Truth would have bet hard cash that there wasn't any place in the Hudson Valley where you could still find ballroom dancing; and if she could have found anyone to
take her bet she would have lost her money. Julian found such a place—in fact, he found three of them, beginning with the River View Inn itself, which had a small dance floor tucked off in what had once been the conservatory wing, and a live band to provide the music.
So it was very late indeed when Julian's BMW drew up at the front door of Shadow's Gate.
“I'll let you off here and go put the car away around back. Oh, and if you're looking for yours, I had Gareth move it today. With the bad weather setting in, it's just as well to have everything under cover.”
“How did he move it?” Truth asked. “I didn't give him the keys.” Nor would she, when the ignition key opened the trunk as well, and the trunk contained
Venus Afflicted.
She'd even made sure to take them with her this evening.
“No? He might have left it then; he'll probably ask you for the keys tomorrow. But sleep well, darling.”
So there wasn't to be a proffered nightcap and a skillful pass, subtle or un-. Truth felt a sense of relief; she couldn't handle one more complication in her life just now and Julian seemed astute enough to know it. She got out of the car.
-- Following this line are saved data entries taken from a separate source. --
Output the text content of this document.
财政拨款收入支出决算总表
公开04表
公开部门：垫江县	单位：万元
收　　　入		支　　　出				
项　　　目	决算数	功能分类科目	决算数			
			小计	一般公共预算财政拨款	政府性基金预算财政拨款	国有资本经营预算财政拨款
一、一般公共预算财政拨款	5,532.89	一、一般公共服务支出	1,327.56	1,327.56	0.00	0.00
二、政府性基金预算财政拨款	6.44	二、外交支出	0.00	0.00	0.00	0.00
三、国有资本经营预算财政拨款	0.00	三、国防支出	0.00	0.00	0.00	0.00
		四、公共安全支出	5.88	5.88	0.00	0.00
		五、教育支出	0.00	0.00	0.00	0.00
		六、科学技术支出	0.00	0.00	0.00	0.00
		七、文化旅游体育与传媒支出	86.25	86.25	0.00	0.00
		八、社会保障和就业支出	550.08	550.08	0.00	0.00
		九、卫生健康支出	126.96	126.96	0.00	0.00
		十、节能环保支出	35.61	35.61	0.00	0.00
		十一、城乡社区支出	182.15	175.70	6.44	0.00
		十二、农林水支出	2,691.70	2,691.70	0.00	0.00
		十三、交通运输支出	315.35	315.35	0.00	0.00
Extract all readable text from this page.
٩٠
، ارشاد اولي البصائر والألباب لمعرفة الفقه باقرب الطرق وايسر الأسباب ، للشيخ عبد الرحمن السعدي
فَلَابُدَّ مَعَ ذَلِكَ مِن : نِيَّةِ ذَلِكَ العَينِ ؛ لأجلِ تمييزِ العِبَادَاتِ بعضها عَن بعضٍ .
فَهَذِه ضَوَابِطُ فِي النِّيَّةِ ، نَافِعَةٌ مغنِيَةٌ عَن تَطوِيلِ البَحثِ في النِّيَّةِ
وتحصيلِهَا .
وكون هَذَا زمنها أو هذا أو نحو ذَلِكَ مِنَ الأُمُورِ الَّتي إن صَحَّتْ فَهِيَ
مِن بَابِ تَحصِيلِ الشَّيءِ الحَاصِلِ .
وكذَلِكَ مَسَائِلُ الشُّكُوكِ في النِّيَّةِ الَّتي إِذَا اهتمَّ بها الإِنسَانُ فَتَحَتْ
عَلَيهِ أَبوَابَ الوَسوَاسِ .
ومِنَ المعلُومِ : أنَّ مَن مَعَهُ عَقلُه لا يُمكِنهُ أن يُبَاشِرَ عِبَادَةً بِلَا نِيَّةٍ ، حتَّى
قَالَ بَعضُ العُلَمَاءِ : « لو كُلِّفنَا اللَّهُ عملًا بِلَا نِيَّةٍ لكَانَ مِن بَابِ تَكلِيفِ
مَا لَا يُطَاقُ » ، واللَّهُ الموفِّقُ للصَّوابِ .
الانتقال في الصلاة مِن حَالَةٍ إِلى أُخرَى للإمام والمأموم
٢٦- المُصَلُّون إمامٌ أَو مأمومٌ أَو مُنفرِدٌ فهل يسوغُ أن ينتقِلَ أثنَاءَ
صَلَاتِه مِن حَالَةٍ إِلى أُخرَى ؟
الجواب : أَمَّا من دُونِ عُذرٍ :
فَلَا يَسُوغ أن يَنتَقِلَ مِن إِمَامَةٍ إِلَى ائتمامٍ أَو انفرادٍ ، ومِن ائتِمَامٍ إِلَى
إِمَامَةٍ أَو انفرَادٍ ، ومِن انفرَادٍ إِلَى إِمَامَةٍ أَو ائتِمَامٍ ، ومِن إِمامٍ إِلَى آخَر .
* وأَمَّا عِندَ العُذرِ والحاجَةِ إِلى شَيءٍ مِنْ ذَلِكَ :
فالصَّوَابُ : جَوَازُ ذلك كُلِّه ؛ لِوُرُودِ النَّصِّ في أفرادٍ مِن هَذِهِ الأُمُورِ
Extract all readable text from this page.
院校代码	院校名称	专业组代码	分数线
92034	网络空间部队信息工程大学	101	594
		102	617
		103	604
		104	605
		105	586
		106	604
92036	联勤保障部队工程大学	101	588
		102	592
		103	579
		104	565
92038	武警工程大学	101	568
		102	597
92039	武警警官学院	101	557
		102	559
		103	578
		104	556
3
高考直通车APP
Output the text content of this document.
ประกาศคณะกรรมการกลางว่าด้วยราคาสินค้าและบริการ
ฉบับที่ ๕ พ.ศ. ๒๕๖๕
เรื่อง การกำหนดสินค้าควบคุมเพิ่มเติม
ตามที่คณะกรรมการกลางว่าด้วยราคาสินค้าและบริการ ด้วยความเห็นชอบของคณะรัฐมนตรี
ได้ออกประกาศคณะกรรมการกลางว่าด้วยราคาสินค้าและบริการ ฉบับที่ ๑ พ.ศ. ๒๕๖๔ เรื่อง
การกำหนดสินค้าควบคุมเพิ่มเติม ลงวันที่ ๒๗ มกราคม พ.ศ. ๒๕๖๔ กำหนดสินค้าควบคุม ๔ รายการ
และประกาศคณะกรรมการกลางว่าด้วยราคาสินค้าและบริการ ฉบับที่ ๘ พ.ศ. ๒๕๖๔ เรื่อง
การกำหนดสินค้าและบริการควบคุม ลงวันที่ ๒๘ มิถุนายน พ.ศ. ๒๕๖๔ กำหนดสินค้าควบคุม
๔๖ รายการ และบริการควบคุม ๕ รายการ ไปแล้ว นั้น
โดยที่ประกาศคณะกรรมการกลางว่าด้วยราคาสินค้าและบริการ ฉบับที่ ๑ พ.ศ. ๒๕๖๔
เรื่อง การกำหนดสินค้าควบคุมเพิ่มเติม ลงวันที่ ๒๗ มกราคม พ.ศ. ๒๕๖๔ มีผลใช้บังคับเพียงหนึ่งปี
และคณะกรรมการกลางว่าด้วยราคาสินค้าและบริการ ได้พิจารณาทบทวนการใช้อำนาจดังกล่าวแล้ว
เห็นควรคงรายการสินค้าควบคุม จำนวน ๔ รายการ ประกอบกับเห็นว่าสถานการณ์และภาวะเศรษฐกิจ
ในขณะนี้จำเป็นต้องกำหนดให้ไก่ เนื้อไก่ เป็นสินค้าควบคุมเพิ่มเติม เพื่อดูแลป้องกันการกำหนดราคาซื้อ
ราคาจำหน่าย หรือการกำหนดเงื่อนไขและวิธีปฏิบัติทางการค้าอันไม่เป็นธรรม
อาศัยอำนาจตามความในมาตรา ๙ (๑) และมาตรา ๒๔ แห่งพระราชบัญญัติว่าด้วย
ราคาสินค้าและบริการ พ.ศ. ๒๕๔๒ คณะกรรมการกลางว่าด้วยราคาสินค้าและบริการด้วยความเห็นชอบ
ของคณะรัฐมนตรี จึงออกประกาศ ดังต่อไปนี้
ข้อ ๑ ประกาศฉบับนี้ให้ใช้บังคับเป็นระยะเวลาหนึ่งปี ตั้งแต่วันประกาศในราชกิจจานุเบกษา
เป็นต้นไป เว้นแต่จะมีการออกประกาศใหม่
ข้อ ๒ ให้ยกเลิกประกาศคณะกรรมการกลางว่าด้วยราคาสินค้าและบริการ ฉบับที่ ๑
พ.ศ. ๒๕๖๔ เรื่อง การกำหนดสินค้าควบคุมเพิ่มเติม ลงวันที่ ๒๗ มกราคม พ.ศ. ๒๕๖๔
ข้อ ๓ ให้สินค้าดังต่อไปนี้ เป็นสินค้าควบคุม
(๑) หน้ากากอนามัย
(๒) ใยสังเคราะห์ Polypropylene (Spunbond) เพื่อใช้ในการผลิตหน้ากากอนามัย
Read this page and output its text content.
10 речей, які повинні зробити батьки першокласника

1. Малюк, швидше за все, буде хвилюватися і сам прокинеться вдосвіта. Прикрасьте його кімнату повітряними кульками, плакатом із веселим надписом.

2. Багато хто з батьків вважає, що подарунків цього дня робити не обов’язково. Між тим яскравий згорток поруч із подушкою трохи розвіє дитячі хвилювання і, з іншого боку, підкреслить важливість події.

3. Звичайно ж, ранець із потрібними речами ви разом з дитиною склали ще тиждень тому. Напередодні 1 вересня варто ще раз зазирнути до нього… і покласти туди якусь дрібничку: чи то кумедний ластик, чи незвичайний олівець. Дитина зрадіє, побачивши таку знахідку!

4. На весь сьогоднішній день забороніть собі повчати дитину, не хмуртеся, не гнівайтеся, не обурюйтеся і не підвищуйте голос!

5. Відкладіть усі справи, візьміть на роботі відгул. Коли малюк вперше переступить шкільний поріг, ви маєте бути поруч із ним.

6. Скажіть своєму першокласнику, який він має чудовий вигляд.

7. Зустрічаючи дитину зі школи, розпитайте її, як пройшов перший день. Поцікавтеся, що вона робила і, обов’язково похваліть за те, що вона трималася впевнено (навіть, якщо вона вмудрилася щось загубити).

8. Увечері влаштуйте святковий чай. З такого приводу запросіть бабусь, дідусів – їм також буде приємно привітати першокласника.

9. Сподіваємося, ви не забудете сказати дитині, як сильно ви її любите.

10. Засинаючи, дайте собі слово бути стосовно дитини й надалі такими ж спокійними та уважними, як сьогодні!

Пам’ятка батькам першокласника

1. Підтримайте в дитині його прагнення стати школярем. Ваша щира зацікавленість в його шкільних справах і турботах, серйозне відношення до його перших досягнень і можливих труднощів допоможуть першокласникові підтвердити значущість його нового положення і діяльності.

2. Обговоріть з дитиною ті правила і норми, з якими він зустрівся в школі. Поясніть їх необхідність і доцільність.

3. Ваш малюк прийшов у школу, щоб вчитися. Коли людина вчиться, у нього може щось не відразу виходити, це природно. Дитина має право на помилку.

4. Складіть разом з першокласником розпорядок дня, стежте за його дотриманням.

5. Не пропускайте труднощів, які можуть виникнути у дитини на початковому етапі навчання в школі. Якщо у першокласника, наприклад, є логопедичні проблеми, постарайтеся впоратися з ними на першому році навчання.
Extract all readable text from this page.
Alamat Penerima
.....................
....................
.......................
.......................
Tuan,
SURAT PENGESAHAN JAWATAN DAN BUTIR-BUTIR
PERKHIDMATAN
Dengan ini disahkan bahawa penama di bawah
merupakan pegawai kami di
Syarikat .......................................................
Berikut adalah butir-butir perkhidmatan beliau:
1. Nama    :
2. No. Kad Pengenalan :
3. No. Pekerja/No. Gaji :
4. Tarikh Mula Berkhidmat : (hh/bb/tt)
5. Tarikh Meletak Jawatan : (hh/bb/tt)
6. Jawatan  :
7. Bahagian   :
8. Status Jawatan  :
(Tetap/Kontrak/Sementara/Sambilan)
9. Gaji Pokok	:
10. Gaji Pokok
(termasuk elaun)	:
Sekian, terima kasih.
“And you,” she said, turning back to close the door. Julian reached out and took her hand, raising her fingers to his lips for a quick Continental salute; the gesture had enough of conscious self-mockery in it that she didn't find it embarrassing. Truth turned away and heard the car move off behind her.
 
Though her head was mazed with wine and music, the sense of responsibility that was so much a part of her nature made her follow the drive around to the pass-through where she'd left her car the last time she'd driven back from Shadowkill.
It was still there, untouched. Relief combined with the champagne made her suddenly giddy, and the distant
sound of a car door closing, carried on the still night air, warned her that if she didn't want this evening to continue in a direction she wasn't ready for, she'd better get inside before Julian returned.
 
Despite her distraction, the sense of sanctuary that she'd thought dispelled forever filled her sense as soon as Truth stepped into her room.
She knew what to call it now. It was Thorne's presence she sensed. He would never hurt her. She knew that with the unquestioning intuition of a child; felt the burden of hatred for him she had carried in her heart all these years simply … vanish.
Know the truth, and the truth will set you free.
Thorne Blackburn might be dead, he might have returned from the dead, the things he'd done in life might still be weird, hateful, or simply puzzling to her, but he would never knowingly or intentionally hurt his daughter.
He'd loved her.
He loved her now, and with that certainty some needy, stunted part of Truth Jourdemayne began to flex and spread its wings.
“Champagne talking,” Truth muttered aloud, embarrassed at the tenor of her own thoughts. She flopped down on the bed and groaned, kicking her shoes off. Her
new
shoes, in which she'd gone dancing the first time she'd worn them. So much for common sense.
She lay back on the bed and stared at the ceiling, frowning.